The fiscal year 2012 budget proposal prepared mainly by House Budget Committee Chair Paul Ryan (R-WI) is a welcome act of political bravery: it addresses all three of these entitlements and reduces the anticipated federal deficit over the next decade by $4 trillion (which, incidentally, doesn't eliminate the deficit). It also proposes fixing the very broken tax system which results in some paying punitive rates while others (can you spell GE?) paying nothing.
The full plan is slated for release later this week, but, according to details in a Wall Street Journal article based on a Fox News Sunday interview with Rep, Ryan, Medicare (health care for the elderly) as we know it today would be replaced by an insurance premium subsidy program with higher payments to those in greatest health or financial need. Geezers (like me) who are already on Medicare or will be on Medicare in the next ten years would be able to stay with the current program if we want to; those who are currently under 55 won't have this choice. Even though Ryan developed the Medicare proposal together with Democrat Alice Rivlin of the Brookings Institute, this part of the budget plan is certainly to be the lightning rod for political attacks. There is nothing as easy to be a demagogue on as the fear of us seniors of being left without adequate medical care unless it is the fear of potential heirs that we'll spend all "their" money keeping ourselves alive.
Medicaid (health care for the poor), under the proposal, would be converted to block grants to the states. Today the states get federal matching funds to implement Medicaid but struggle under federal rules and mandates and compliance reviews which drive up costs while making the programs less effective than they could be. Opponents will fear, with some justification, that states will now race to cut their Medicaid expense to no more than whatever the feds pay; states are taking more control over their own budgets anyway now that the flood of stimulus dollars is gone. However, states go through elaborate machinations to make as many expenses as possible qualify for Medicaid reimbursement in order to attract more federal money; the more a state spends (with limitations), the more it gets from the feds. The result has been a fast ratchet upward of Medicaid expenditures. With full control over Medicaid, states will be able to coordinate it with other aid programs to the same population.

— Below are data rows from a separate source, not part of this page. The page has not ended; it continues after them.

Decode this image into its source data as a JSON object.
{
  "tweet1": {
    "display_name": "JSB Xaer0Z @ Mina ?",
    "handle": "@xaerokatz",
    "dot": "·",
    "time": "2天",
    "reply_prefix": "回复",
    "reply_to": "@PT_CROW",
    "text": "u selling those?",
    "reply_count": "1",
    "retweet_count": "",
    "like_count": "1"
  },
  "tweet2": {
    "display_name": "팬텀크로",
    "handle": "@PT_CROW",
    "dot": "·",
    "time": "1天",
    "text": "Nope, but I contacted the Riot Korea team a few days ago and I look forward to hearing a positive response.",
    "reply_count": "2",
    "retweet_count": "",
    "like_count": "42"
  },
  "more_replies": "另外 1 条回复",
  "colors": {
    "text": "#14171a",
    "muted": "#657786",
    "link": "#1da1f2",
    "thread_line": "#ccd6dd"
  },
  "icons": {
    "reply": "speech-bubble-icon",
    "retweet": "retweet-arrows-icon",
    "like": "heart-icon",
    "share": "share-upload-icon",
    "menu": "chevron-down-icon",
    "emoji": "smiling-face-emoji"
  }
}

So far we don't know the specifics of the plan to bring Social Security costs down. Of the three entitlements, it is the one with the least immediate problems.
As draconian as this all sounds, the result is just to bring federal spending down to roughly 20% of gross national product – exactly where it has been for decades and was in 2008 (although GNP was bubbling in 2008). Keep that in mind when you hear the howls of protest.

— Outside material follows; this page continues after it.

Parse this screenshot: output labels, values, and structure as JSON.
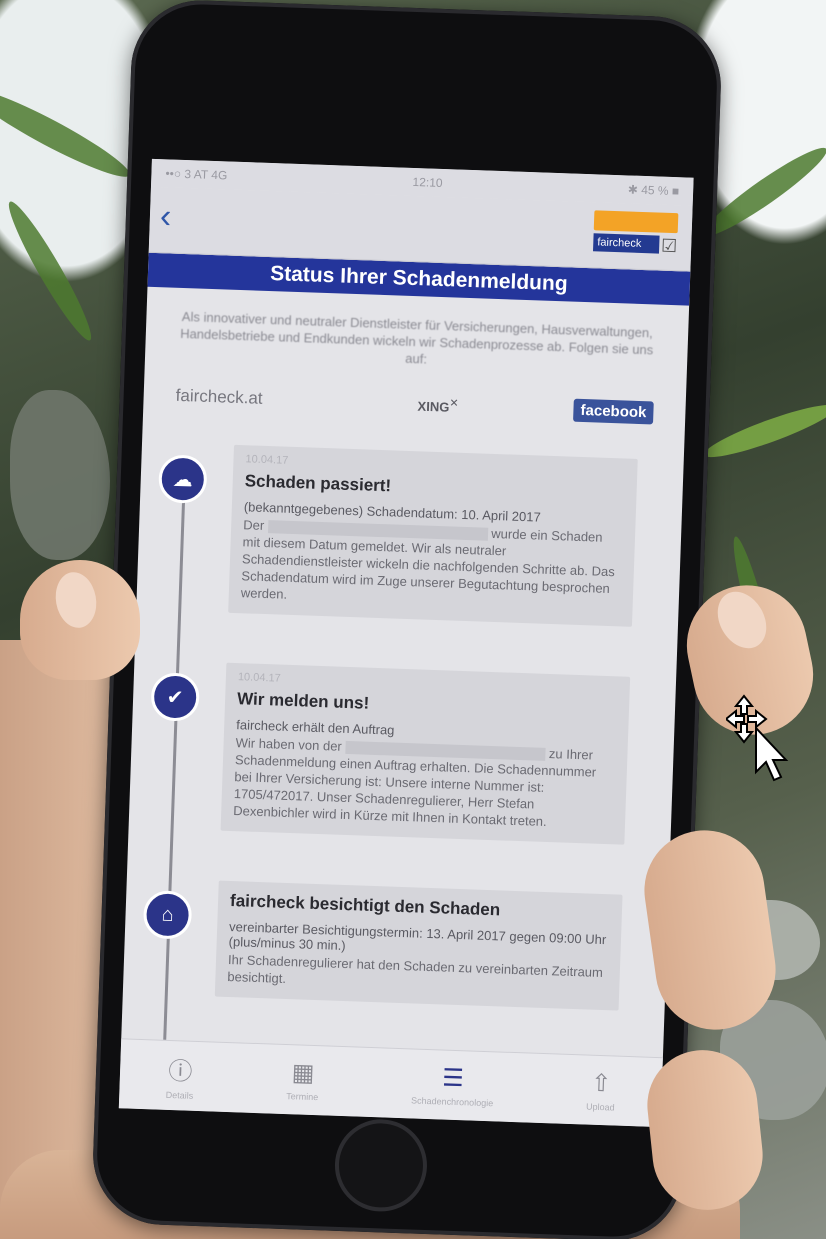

According to the WSJ, part of the full proposal is likely to be eliminating loopholes and deductions in the tax code and bringing the top rates down. Like reigning in entitlements, these are changes that need to happen for the sake of fairness and the economy. Like reigning in entitlements, this proposal will generate a chorus of "but you can't eliminate MY loophole." These complaints will come from those whose campaign contributions bought the loopholes and tax expenditures (credits) in the first place. It will take great political courage to stand up for a fair and simple tax code, which doesn't have anywhere for GE to hide – but also makes it less expensive, on the whole, to pay one's fair share.
Rep. Ryan has done us all a huge favor by bringing the important issues out of the closet. We owe it to ourselves to have a real debate which goes beyond pandering, fear mongering, slogans, and sound bites.